I don’t even try to ask a follow-up question, I know he’d object. He asks, “What exactly can your guardian angel do? Hear other people’s thoughts and dreams, I know. Can he know other things? You said he can give you warnings. Of what?”

“He can keep track of everything happening nearby. He usually tells me if anything is happening that would interest me, or that I should know about in case there is any danger. That’s why I went into that bar to talk to Levant - Wolk had told me there was a vampire in there, and I HAD to see that!”

He chuckles, and waits for my next question. “What is the deal with werewolves?” I ask. “It was enough to find out that vampires exist, but werewolves too? You and Levant seem to have different opinions about them, I noticed. He hates them, you employ them. Can they seriously turn into wolves?”

“Who’s asking five questions now?” he says mockingly, and I shrug sheepishly. “They turn into sort of half-wolf, half-human creatures, large and scary, and incredibly strong and vicious, but fully aware of who they are and what they are doing.

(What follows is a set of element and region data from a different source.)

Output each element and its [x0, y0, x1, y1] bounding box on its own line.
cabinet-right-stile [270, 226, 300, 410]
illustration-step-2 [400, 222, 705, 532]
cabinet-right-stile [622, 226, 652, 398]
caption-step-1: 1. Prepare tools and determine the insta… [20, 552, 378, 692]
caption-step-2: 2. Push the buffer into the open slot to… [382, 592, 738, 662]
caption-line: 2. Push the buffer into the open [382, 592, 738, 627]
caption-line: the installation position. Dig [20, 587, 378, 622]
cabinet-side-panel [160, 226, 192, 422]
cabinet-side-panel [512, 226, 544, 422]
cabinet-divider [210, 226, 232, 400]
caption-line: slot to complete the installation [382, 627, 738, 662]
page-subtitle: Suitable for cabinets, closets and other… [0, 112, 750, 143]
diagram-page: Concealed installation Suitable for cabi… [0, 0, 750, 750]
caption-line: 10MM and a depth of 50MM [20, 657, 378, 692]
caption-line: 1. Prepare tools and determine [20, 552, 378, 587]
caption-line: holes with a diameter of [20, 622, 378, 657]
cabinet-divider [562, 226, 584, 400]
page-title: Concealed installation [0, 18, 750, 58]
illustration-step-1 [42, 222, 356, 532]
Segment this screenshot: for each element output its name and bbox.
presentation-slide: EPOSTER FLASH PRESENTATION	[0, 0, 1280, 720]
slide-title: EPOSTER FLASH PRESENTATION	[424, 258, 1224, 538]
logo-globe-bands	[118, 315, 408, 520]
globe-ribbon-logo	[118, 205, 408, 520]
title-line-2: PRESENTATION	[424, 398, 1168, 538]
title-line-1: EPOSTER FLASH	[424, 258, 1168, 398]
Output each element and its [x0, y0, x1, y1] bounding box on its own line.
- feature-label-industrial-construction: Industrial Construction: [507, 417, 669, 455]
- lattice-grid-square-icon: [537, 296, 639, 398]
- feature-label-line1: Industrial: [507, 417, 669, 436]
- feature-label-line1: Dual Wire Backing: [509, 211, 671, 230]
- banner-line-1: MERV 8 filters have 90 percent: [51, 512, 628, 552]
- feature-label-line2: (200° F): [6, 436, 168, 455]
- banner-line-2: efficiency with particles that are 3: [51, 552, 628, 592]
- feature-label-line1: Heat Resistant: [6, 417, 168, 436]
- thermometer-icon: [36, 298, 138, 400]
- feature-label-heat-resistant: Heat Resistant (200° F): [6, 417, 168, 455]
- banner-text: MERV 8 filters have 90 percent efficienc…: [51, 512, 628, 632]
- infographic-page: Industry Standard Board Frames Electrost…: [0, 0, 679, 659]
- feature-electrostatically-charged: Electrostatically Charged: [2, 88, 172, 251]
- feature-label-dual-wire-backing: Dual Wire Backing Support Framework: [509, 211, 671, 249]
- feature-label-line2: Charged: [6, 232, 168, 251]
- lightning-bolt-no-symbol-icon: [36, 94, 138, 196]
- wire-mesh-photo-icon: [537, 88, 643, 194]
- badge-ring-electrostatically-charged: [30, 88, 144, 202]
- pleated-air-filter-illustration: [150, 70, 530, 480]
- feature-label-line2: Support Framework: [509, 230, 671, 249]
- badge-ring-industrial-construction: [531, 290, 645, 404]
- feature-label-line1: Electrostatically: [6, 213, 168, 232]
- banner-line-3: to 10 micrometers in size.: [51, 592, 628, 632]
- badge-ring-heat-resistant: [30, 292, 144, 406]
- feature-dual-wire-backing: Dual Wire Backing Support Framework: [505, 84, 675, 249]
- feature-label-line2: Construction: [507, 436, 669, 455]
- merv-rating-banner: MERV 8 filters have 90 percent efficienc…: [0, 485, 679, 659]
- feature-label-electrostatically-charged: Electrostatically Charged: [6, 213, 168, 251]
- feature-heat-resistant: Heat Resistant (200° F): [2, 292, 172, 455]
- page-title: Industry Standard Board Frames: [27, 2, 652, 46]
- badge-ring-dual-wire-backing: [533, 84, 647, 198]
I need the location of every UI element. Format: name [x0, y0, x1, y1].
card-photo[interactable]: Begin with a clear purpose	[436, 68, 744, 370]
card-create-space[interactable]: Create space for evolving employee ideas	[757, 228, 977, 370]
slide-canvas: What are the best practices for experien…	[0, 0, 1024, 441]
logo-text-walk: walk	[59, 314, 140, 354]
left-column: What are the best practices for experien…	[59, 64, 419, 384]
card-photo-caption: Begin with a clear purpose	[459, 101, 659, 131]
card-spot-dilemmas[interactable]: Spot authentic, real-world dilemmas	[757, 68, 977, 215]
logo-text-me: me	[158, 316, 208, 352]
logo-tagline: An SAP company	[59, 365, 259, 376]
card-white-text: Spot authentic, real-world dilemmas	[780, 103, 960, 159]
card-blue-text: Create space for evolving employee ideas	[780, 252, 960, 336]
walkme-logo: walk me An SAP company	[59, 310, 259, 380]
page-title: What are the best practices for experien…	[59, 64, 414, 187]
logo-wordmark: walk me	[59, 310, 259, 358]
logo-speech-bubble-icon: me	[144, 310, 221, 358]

They are a subspecies of humans, I believe, and I employ them because they are very strong and capable, good at tasks like security. I have no idea why Levant has his panties in a bunch over them. I suppose he must have tangled with them in the past. It’s been known to happen. Vampires and werewolves are not generally fond of each other.” sᴇaʀᴄh thᴇ FindNʘᴠᴇl.nᴇt website on Gøøglᴇ to access chapters of novels early and in the highest quality.

I know that he is about to ask me another question, but Wolk interrupts urgently. “Darling,” he says, “you should know that the weather service is about to issue a tornado warning for this area. The hotel is in a region that is at risk of severe storm damage.”

Clyde sees me listening to Wolk, and when I say, “Oh!” his eyes widen.

“What?” he asks.

“A warning,” I tell him. “There is about to be a tornado alert here.” I realize now that we have been utterly ignoring the increasing gale outside the windows, behind the black-out curtains.

“Oh shit,” he says, and reaches behind himself to pull his smartphone out of his back pocket. Just as he does so, an emergency alert tone sounds on the device.

He looks up at me, eyes wide.

“Well, party’s over,” he says, standing up and moving over to the door.

“What are we doing?” I ask him, getting up as well, ready to assist in any way I can.

“Evacuating the guests to the basement,” he says.

Oh dear, Levant is going to hate that! I think maybe I should warn him. I ask Wolk, “Does he have a cell phone with him?”

Yes,” he says, and tells me the number.

I pull out my own phone, and while I am following Clyde down the hallway, I text Levant to warn him that the basement is about to be full of people. I wouldn’t want him to unexpectedly exit his vault and be shocked to tumble straight into a crowd.

Who knows, maybe he’ll be able to sleep straight through the whole thing. One can hope.